Maurice Smith is the Gordon McKay Professor of Bioengineering in the Harvard John A. Paulson School of Engineering and Applied Sciences, where he also holds appointments in the Center for Brain Science. He earned a bachelor’s degree in biomedical engineering, electrical engineering, and mathematics from Vanderbilt University in 1993. In 2003, he received an M.D./Ph.D. in biomedical engineering from the Johns Hopkins University School of Medicine, winning the David Israel Macht Prize for graduate student basic science research. Smith completed a two-year postdoctoral fellowship in the Department of Biomedical Engineering at Johns Hopkins before joining Harvard as an assistant professor in 2005. He was promoted to associate professor and then to full professor with tenure in 2015. Smith directs the Harvard Neuromotor Control Lab, focusing on the neural mechanisms of motor control and learning through experimental paradigms involving human subjects, robotics, and computational modeling grounded in control theory.
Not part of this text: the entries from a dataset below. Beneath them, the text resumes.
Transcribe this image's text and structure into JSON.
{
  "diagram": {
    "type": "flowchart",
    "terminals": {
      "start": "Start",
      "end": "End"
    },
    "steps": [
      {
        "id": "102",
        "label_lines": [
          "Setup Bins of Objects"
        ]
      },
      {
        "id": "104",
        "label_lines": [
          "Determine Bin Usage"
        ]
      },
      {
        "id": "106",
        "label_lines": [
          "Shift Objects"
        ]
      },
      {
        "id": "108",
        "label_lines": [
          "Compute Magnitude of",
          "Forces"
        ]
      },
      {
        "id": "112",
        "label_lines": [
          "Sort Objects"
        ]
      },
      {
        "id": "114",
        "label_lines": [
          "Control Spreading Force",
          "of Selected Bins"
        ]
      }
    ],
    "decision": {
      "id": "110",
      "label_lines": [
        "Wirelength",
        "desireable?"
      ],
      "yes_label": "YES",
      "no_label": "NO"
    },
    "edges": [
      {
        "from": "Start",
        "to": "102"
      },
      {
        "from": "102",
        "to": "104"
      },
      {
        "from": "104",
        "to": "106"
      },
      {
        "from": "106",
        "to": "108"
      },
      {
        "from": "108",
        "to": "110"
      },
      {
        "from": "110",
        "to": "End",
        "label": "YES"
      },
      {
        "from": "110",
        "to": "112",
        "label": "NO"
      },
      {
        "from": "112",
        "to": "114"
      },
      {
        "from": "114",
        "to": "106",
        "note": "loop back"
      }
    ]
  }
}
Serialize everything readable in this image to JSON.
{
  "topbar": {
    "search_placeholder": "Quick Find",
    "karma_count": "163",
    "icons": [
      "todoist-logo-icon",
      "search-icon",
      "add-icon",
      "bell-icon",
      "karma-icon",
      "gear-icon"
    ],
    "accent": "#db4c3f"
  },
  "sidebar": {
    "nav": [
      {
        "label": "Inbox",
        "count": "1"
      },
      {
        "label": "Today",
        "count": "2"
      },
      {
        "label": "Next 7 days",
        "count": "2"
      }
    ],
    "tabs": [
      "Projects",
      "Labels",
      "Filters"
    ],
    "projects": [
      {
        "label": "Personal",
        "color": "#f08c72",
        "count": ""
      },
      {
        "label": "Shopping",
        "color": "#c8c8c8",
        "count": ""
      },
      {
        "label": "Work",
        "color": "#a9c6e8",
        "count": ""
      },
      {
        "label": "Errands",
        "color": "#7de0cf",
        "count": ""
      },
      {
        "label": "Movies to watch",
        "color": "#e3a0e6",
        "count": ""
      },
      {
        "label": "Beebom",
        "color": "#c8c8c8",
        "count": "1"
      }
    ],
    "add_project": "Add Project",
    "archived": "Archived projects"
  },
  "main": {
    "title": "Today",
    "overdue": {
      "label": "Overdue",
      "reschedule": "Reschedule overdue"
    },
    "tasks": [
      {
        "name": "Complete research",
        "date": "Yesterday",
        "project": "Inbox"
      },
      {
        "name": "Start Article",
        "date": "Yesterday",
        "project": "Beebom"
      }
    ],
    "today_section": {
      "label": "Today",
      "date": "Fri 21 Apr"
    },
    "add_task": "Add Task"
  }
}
Smith’s research spans computational neuroscience, biomechanics, motor control, and the application of stochastic systems and robotics. His seminal contributions include highly cited works such as “Error correction, sensory prediction, and adaptation in motor control” (Annual Review of Neuroscience, 2010), “Interacting adaptive processes with different timescales underlie short-term motor learning” (PLoS Biology, 2006), “Temporal structure of motor variability is dynamically regulated and predicts motor learning ability” (Nature Neuroscience, 2014), and “The role of variability in motor learning” (Annual Review of Neuroscience, 2017). He received the Alfred P. Sloan Research Fellowship and the McKnight Scholar Award in 2007. In 2020, Smith was elected to the College of Fellows of the American Institute for Medical and Biological Engineering for pioneering advances in understanding the neural basis of motor function using mathematical principles from control theory. He teaches courses such as Physiological Systems Analysis (BE 110) and has delivered seminars on motor behavior and learning.